Six nuclear power plants are situated with over a quarter of a million people living within the 10-mile evacuation zones: Indian Point (NY); Limerick (PA); St. Lucie (FL); McGuire (NC); Catawba (SC); and Three Mile Island (PA). We found that approximately six million people live in the 10-mile evacuation zones around these 65 nuclear power plants, and 120 million people - or about one-third of the U.S. population - live within 50 miles of the plants.

Unfortunately, the chance of a severe accident at a U.S. nuclear power plant is a very real threat – and it wouldn’t take an earthquake and tsunami to trigger it. The fundamental cause of the disaster in Japan was that the reactors lost both primary and back-up power sources. More common weather patterns – like flooding, tornadoes and hurricanes – could have the same impact and in fact five nuclear power plants in the U.S. underwent emergency shutdowns due to such extreme weather events in 2011 as flagged in NRDC’s map.

Predicting the aftermath

As someone who works on these issues in Washington, D.C., I already knew that the nuclear power plant closest to where I live and work is Calvert Cliffs in Southern Maryland. However, working with the map has helped me assess the risks for my family and friends. For example, I typed in the addresses of where my parents live and discovered that they are in the 50-mile zones of seven reactors at four plants.

Our online map shows a wide variation in the fallout patterns from severe nuclear accidents that are dependent on weather. For example, the Indian Point nuclear reactors are within 50 miles of New York City, and on some days northerly winds would carry fallout into Manhattan.
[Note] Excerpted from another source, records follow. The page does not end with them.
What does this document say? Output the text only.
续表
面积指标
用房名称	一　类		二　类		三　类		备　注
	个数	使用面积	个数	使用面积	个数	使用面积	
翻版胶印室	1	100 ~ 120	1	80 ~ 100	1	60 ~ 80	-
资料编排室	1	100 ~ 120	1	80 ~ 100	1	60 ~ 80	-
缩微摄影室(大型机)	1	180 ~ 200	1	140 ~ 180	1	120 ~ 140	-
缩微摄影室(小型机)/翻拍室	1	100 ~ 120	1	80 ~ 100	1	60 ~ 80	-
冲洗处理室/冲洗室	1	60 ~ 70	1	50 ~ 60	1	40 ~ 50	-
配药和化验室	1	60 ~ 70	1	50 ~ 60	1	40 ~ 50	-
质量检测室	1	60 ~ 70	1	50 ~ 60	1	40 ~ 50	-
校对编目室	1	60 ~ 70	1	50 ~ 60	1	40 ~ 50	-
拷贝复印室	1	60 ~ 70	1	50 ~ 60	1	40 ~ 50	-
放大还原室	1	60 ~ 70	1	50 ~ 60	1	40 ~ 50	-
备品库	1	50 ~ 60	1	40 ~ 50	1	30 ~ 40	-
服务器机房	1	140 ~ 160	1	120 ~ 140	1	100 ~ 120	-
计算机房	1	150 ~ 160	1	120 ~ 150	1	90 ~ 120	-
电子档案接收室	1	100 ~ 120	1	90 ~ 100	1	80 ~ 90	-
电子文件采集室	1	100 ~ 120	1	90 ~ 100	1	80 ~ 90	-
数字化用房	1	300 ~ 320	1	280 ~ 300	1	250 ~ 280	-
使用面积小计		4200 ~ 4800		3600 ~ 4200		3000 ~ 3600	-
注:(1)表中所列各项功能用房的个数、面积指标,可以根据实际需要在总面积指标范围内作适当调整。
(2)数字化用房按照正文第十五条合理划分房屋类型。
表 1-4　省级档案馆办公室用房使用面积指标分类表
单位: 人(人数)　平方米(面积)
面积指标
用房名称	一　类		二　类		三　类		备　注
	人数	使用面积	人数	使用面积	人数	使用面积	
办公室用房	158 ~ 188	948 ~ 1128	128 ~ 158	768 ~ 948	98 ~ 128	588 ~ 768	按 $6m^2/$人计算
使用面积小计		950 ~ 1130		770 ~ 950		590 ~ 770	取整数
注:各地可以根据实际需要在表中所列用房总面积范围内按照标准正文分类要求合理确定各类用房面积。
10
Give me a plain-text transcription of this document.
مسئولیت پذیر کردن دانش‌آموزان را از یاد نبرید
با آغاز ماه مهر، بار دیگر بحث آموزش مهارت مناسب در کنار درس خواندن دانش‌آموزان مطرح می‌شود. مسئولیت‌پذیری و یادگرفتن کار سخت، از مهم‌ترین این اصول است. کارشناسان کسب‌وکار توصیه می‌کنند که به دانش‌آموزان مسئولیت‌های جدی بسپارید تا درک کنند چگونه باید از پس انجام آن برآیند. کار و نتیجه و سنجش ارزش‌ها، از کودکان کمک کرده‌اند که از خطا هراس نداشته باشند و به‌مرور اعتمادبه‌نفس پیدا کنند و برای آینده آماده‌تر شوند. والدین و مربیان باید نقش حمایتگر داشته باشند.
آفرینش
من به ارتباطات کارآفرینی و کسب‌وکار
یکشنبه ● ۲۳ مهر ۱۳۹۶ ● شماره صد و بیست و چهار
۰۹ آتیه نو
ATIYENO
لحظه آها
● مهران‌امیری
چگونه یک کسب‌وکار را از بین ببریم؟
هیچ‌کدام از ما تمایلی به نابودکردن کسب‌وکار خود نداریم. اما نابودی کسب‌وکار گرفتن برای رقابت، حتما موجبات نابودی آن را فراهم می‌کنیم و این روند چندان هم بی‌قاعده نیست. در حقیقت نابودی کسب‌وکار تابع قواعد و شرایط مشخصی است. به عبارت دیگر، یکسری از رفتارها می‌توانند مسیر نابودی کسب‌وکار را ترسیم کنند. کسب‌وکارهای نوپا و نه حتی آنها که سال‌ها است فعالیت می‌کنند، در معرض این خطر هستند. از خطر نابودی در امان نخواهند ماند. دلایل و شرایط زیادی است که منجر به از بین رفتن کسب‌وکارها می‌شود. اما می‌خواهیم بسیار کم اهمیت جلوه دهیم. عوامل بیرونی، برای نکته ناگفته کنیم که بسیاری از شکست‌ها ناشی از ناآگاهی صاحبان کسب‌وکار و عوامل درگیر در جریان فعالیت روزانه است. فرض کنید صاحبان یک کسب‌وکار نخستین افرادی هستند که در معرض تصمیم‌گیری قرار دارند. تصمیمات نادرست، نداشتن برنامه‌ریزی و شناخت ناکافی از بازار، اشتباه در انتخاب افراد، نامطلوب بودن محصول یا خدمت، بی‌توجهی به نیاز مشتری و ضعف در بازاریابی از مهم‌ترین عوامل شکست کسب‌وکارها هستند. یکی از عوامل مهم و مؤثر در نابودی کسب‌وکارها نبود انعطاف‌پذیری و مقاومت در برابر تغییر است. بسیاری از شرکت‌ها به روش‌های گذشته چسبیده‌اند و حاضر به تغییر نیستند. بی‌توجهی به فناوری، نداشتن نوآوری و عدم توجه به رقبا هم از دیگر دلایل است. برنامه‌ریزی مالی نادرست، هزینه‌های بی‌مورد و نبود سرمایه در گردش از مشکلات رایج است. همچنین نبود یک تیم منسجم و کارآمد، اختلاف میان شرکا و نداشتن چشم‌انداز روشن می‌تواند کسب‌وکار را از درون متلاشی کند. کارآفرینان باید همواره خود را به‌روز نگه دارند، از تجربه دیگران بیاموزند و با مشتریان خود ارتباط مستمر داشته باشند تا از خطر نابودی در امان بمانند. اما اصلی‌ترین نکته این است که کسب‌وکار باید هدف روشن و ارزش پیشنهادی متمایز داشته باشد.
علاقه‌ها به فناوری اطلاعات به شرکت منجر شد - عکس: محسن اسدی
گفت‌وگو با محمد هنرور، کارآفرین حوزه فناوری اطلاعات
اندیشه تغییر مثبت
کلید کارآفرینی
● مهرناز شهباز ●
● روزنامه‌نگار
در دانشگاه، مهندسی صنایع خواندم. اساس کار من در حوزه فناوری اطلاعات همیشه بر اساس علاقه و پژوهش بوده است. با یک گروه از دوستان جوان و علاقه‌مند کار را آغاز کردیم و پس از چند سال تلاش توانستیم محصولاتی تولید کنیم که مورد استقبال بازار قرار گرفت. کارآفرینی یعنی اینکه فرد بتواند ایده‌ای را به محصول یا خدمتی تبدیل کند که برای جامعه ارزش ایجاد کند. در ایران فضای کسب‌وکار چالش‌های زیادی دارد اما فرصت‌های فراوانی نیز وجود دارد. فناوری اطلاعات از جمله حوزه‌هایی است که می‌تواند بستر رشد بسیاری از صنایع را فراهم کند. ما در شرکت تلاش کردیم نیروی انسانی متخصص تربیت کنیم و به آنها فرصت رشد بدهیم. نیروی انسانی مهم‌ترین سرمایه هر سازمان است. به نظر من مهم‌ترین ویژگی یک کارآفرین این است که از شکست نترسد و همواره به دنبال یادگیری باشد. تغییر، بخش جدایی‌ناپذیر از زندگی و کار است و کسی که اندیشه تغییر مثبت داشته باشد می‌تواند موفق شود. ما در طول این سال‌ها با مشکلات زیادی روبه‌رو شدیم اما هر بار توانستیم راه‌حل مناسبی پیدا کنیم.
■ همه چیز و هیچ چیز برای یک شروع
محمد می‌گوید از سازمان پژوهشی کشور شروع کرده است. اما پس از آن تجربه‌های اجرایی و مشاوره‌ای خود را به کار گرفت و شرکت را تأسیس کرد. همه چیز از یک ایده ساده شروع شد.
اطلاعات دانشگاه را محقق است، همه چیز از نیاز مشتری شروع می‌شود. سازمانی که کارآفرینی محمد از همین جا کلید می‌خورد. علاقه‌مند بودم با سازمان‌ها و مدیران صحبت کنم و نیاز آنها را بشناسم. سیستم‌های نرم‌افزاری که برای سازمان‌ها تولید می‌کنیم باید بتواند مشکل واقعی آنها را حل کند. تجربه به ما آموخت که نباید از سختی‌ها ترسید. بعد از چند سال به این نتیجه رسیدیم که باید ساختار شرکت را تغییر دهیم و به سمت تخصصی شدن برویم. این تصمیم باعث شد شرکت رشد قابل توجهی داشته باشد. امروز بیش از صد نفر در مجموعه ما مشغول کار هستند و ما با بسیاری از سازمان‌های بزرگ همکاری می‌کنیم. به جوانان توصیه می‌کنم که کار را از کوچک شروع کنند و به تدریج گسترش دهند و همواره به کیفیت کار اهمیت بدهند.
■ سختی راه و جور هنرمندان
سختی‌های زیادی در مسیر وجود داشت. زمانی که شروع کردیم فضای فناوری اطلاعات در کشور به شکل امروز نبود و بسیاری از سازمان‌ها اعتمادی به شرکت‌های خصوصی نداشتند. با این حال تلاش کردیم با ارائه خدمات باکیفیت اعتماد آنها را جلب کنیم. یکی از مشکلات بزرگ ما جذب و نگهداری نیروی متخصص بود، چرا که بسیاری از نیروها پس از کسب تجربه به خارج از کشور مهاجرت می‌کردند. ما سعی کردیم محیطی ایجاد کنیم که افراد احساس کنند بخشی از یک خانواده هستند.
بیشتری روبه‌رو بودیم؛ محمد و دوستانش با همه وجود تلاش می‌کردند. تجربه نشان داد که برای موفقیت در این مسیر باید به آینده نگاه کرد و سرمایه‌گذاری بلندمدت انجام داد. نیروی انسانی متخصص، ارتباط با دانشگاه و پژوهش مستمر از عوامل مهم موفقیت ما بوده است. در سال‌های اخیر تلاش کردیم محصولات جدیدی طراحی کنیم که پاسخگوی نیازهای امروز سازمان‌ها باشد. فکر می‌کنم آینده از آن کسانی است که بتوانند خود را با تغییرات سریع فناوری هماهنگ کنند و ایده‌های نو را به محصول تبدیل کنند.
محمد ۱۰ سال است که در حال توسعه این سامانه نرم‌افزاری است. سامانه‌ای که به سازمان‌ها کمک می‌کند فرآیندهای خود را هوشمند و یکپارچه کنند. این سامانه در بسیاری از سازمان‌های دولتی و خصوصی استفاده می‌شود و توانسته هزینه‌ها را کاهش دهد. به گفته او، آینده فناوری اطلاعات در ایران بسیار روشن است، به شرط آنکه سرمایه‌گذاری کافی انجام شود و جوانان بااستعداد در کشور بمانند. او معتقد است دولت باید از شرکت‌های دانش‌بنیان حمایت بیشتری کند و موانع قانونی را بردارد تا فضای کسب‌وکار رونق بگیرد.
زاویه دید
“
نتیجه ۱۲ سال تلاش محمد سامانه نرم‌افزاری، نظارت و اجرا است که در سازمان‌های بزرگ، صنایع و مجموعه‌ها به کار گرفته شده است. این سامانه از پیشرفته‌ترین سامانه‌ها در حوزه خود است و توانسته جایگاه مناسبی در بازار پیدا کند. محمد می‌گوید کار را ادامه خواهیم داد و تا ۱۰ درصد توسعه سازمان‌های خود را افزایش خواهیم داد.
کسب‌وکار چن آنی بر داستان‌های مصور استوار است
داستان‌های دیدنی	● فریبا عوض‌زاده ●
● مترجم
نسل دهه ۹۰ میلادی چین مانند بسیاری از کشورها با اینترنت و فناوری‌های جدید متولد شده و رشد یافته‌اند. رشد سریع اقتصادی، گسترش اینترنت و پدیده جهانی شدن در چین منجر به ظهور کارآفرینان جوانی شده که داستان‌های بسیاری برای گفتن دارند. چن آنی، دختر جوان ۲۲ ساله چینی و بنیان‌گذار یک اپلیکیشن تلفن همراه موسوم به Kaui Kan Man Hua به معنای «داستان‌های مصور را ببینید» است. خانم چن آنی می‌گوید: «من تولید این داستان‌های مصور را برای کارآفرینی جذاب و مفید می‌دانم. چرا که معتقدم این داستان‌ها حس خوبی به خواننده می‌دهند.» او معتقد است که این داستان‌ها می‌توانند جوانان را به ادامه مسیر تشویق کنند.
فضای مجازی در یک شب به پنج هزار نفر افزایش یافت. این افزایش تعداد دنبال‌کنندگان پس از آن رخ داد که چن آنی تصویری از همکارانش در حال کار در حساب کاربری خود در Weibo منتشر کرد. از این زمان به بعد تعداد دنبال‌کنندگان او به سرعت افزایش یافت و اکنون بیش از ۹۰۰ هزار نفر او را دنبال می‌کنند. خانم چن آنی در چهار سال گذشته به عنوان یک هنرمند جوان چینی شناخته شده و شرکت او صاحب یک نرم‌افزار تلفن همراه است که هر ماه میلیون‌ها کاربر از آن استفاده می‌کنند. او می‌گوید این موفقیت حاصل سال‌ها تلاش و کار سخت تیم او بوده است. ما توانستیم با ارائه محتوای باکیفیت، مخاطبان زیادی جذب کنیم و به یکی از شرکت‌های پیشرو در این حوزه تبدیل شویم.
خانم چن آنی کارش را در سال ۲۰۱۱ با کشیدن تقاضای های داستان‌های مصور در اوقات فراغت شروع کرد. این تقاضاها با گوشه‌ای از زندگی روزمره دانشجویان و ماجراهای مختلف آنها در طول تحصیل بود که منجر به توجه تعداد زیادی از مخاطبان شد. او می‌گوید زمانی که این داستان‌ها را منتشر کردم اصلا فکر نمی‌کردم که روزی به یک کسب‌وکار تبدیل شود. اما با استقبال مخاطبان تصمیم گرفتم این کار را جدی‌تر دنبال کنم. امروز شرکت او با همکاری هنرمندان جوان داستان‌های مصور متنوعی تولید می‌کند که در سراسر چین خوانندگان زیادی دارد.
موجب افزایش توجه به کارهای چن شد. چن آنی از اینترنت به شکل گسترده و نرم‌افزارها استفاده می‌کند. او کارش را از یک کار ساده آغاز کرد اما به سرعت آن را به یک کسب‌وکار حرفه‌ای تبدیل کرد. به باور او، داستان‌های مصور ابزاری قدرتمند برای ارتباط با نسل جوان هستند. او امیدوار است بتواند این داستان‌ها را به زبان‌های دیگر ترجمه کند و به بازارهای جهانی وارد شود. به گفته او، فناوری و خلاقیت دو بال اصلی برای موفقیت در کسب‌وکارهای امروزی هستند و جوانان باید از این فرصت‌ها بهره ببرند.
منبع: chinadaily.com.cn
But if a severe nuclear accident had occurred on March 11-12, 2011, the winds would have first blown nuclear fallout to the northwest then shifted and blown a smaller amount of radiation to the northeast. Strong winds off Lake Michigan on those days would have carried radioactivity particularly far south from the Donald C. Cook and Palisades nuclear power plants. At River Bend Station in Louisiana, the air was still March 11-12, 2011, and so the fallout would not have spread very far from the plant.

For this project Plymouth State University’s Weather Center provided NRDC with hourly METAR-formatted National Oceanic and Atmospheric Administration (NOAA) weather reports for weather stations across the United States for the 48-hour period beginning on March 11. We performed the calculations of the nuclear fallout given this weather data using the Department of Defense computer code “HPAC,” which stands for Hazard Prediction and Assessment Capability. The code HPAC is used by emergency first responders to calculate what would happen in the event of a terrorist nuclear explosion, chemical or biological attack, or a severe industrial accident like the catastrophe at Fukushima. The code includes a database with information about specific nuclear reactors, for example their containment structures and the inventory of radioactive material in their reactor cores. Therefore the nuclear fallout calculations that NRDC shows in its online map reflect data specific to these nuclear plants, as well as to the weather in mid-March last year.

Improving safety

Now nearly one year after the Fukushima accident, NRC and industry have failed to improve safety in response to Fukushima. While an NRC taskforce identified more than 30 safety recommendations, to date they have not acted on any of them, including safety upgrades identified as the most time-urgent. My colleague, NRDC scientist Jordan Weaver, discusses the actions NRC must take to better protect the American public in greater detail here. This includes addressing concerns that arose in Fukushima, like seismic and flood issues, better protections against hydrogen explosions, and improved venting to prevent containment failure while filtering out radioactive contaminants. Jordan also urges more government transparency with the public about the risks of an accident and the potential consequences. NRDC’s online mapping tool addresses just this issue of transparency, providing a means for people to better visualize and understand the risk that nuclear power presents in their communities.